TILJ5104 STAT1: Applied Compositional Data Analysis: Multivariate and Functional Approaches (JSS31) (2 cr)
Description
Compositional data can be characterized as multivariate observations carrying relative information, typically expressed in units like proportions, percentages, mg/kg, ppm or mg/l, and they occur in a wide range of applications from natural and social sciences. Compositions are thus primarily data where the relevant information is contained in (log-)ratios between components; this led to development of the logratio methodology which is nowadays commonly considered as the preferred choice for their statistical processing. First aim of the course will be to introduce basic concepts of compositional data analysis including their geometrical properties (compositions are characterized by the so-called Aitchison geometry) and interpretable logratio coordinate representations which enable to use popular multivariate methods for statistical analysis of compositional data sets. Secondly, an important case of compositions are distributional data, resulting usually from aggregation of large streams of data, which can be expressed in terms probability mass function of one or more random variables (factors). The latter case leads for two factors to the so called compositional tables, or in general, to multifactorial compositional data. They can be decomposed orthogonally into independent and interactive parts and for each of them an interpretable coordinate representation is built. Finally, also the functional counterpart to compositional data (distributional data expressed in form of probability density functions) has recently gained increasing attention in the applications. The course will provide an introduction to the analysis of these data using a Functional Data Analysis (FDA) approach, grounded on the perspective of Bayes spaces. These spaces are mathematical spaces whose points are densities, which generalize to the FDA setting the Aitchison geometry for multivariate compositional data. The theoretical parts of the course will be accompanied by examples with real-world data using statistical software R.
Preliminary program:
Day 1: [8 hours]
First block on compositional data analysis (concepts, geometry, log-ratio coordinate representations, exploratory data analysis - 6 x 45 minutes)

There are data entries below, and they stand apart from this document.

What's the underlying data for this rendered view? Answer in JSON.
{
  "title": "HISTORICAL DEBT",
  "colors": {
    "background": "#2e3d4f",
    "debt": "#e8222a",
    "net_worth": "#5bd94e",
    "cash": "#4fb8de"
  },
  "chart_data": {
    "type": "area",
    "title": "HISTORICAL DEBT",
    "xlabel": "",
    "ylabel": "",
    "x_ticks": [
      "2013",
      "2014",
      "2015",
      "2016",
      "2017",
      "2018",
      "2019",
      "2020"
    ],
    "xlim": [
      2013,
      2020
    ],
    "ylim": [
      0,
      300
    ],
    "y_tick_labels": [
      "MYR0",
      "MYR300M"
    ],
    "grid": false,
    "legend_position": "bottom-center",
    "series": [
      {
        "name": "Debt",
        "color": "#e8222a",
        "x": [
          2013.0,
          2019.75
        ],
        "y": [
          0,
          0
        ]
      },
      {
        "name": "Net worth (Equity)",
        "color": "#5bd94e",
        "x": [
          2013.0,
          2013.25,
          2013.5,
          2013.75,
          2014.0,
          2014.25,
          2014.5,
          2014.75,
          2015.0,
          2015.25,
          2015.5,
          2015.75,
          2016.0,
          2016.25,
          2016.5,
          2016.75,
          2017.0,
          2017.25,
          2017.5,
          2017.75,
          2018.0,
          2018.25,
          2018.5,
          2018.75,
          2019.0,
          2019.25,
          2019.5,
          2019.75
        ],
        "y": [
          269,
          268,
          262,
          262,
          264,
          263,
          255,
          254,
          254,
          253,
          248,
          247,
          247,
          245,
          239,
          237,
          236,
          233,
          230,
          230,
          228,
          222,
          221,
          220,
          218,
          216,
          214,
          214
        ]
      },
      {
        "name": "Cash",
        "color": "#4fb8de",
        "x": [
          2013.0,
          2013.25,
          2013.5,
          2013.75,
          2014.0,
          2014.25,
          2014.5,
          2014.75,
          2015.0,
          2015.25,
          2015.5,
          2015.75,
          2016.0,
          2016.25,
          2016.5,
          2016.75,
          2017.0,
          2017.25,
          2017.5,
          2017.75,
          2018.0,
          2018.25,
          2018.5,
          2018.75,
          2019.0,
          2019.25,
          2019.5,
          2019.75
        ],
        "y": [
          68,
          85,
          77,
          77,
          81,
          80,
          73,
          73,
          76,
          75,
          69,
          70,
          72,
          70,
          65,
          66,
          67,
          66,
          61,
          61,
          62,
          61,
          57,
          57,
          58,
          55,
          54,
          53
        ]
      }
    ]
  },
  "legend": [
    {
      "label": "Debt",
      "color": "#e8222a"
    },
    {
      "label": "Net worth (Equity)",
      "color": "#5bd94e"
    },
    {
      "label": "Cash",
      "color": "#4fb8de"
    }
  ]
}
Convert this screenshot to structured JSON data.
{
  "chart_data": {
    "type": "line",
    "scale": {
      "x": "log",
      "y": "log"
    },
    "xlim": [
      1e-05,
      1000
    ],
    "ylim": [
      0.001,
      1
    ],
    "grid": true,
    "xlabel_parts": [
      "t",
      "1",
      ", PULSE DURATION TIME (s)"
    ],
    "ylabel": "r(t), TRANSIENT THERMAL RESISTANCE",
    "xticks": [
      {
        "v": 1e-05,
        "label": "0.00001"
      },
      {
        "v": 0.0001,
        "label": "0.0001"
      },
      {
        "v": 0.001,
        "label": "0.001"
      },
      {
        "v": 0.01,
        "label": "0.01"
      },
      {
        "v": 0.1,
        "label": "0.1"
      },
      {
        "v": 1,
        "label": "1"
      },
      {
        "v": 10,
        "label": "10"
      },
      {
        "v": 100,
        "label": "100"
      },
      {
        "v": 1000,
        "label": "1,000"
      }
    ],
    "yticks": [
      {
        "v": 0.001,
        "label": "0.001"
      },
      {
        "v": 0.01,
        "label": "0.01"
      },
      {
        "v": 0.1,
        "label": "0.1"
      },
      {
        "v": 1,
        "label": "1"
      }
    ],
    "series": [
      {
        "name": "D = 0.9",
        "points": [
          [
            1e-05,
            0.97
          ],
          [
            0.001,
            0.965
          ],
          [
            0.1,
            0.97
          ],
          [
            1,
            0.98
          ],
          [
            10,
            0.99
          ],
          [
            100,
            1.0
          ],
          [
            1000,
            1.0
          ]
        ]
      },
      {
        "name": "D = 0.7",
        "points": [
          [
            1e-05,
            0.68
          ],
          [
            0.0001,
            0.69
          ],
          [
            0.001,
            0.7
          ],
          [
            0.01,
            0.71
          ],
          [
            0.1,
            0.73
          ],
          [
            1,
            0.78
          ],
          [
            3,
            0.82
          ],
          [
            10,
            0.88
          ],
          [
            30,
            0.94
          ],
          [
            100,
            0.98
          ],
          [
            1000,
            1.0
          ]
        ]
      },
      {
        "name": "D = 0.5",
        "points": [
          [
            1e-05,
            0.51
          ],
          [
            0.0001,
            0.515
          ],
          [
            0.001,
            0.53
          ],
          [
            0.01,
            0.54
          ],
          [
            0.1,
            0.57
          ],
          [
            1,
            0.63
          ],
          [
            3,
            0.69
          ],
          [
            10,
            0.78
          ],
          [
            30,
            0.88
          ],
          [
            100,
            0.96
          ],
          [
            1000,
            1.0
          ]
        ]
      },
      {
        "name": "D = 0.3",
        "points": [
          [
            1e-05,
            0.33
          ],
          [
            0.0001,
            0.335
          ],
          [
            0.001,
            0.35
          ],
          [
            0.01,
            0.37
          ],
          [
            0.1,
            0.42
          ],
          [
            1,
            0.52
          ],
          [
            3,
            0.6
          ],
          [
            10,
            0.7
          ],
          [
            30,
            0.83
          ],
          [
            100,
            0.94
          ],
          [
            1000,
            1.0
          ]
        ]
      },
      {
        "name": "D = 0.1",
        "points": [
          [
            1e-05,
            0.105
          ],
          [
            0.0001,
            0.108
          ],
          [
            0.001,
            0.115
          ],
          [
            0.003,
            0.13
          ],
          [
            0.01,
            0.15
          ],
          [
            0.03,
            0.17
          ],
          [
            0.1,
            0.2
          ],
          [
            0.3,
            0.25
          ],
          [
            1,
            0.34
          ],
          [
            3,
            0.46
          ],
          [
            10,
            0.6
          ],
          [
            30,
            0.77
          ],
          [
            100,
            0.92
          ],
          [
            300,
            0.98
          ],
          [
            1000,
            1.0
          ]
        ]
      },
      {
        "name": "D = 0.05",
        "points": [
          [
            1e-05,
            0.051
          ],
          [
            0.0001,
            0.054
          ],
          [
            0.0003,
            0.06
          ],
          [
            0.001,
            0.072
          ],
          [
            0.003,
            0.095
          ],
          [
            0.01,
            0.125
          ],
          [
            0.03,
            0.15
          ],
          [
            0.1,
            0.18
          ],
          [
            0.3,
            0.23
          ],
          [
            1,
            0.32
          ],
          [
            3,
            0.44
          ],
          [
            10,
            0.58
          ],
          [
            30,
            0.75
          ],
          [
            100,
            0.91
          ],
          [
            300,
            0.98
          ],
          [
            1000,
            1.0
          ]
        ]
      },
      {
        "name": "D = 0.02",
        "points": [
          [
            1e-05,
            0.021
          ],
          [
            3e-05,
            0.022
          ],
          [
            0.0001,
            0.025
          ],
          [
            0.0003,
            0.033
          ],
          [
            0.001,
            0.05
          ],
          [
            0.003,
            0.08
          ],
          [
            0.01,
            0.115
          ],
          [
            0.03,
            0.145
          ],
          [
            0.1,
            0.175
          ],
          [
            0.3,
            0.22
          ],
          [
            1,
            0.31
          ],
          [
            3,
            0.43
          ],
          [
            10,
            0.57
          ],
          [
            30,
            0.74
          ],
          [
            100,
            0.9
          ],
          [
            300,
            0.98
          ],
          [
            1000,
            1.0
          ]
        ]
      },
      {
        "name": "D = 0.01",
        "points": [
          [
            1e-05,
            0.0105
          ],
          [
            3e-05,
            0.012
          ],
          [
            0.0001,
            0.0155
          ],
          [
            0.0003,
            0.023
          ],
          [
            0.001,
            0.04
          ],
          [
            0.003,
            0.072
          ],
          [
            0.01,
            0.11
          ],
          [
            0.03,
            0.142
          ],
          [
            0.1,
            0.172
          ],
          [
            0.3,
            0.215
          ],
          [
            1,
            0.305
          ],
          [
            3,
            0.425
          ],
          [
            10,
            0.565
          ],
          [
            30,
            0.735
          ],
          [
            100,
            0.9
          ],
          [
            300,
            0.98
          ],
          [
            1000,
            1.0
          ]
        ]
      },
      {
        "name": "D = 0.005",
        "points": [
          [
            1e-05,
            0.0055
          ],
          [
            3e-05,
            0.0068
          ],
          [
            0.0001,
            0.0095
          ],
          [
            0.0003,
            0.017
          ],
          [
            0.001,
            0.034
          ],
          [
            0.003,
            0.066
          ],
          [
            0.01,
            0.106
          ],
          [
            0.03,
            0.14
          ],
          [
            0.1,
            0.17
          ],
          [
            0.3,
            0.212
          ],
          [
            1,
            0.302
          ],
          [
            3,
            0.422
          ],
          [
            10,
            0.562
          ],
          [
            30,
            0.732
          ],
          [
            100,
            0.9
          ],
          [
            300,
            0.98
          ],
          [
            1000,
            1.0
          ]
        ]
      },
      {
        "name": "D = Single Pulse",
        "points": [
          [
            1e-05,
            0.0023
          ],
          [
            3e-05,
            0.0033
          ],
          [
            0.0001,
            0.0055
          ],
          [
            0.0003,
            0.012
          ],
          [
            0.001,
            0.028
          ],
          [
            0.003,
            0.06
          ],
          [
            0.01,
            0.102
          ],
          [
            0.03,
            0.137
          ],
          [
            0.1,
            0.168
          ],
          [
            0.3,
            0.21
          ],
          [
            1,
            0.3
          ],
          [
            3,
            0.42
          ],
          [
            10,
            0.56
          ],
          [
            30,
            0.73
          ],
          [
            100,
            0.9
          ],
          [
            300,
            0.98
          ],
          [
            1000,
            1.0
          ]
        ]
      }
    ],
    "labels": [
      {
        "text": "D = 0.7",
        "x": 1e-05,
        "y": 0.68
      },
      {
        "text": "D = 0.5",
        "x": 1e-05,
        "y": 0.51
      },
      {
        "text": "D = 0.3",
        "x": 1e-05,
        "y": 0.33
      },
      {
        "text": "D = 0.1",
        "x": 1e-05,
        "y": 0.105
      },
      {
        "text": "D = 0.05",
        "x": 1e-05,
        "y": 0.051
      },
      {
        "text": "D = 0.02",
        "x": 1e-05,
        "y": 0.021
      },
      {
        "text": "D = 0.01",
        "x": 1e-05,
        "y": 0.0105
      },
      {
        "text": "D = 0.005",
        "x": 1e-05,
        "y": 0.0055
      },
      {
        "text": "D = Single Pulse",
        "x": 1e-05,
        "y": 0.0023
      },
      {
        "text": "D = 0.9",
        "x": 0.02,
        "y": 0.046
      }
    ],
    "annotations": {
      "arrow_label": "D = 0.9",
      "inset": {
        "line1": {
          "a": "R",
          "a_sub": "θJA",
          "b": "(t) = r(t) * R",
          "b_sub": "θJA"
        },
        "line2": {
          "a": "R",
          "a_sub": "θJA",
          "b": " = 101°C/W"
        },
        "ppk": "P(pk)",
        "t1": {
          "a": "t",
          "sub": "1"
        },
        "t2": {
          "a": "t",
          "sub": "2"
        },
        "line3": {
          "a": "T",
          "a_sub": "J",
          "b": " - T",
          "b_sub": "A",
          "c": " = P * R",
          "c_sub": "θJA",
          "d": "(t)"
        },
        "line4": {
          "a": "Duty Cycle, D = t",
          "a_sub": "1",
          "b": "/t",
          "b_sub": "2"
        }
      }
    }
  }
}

Seminar (exercises in R, discussing own compositional data problems)
Day 2: [8 hours]
Second block on compositional data analysis (popular multivariate methods: principal component analysis, regression, classification; high-dimensional compositions; irregularities - dealing with zeros and missing values - 4 x 45 minutes)
Third block on compositional data analysis (compositional tables, their decomposition and coordinate representation, 2 x 45 minutes)
Seminar (exercises in R, discussing own compositional data problems)
Day 3: [4 hours]
Block on functional data analysis of density functions (concepts of Bayes spaces, exploratory data analysis, principal component analysis - 2x 45 minutes)
Seminar (discussing own compositional data problems and learning outcomes)
Learning outcomes
Students familiarize with the logratio methodology of compositional data analysis so that at the end of the course they will be able to use it for statistical processing of their own data. For this purpose lecture notes and R scripts from the course will be provided.
Description of prerequisites
Although the course will be taught on applied level, the minimum are one semester undergraduate courses in statistics and mathematics. Familiarity with multivariate data analysis and statistical software R will be beneficial; for those who are not working with R instructions for using an alternative ("clickable") software will be provided. Functional data analysis of densities will be taught from scratch, here no prerequisites are needed.
Completion methods
Method 1
Participation in teaching (2 cr)
lectures, exercises and discussions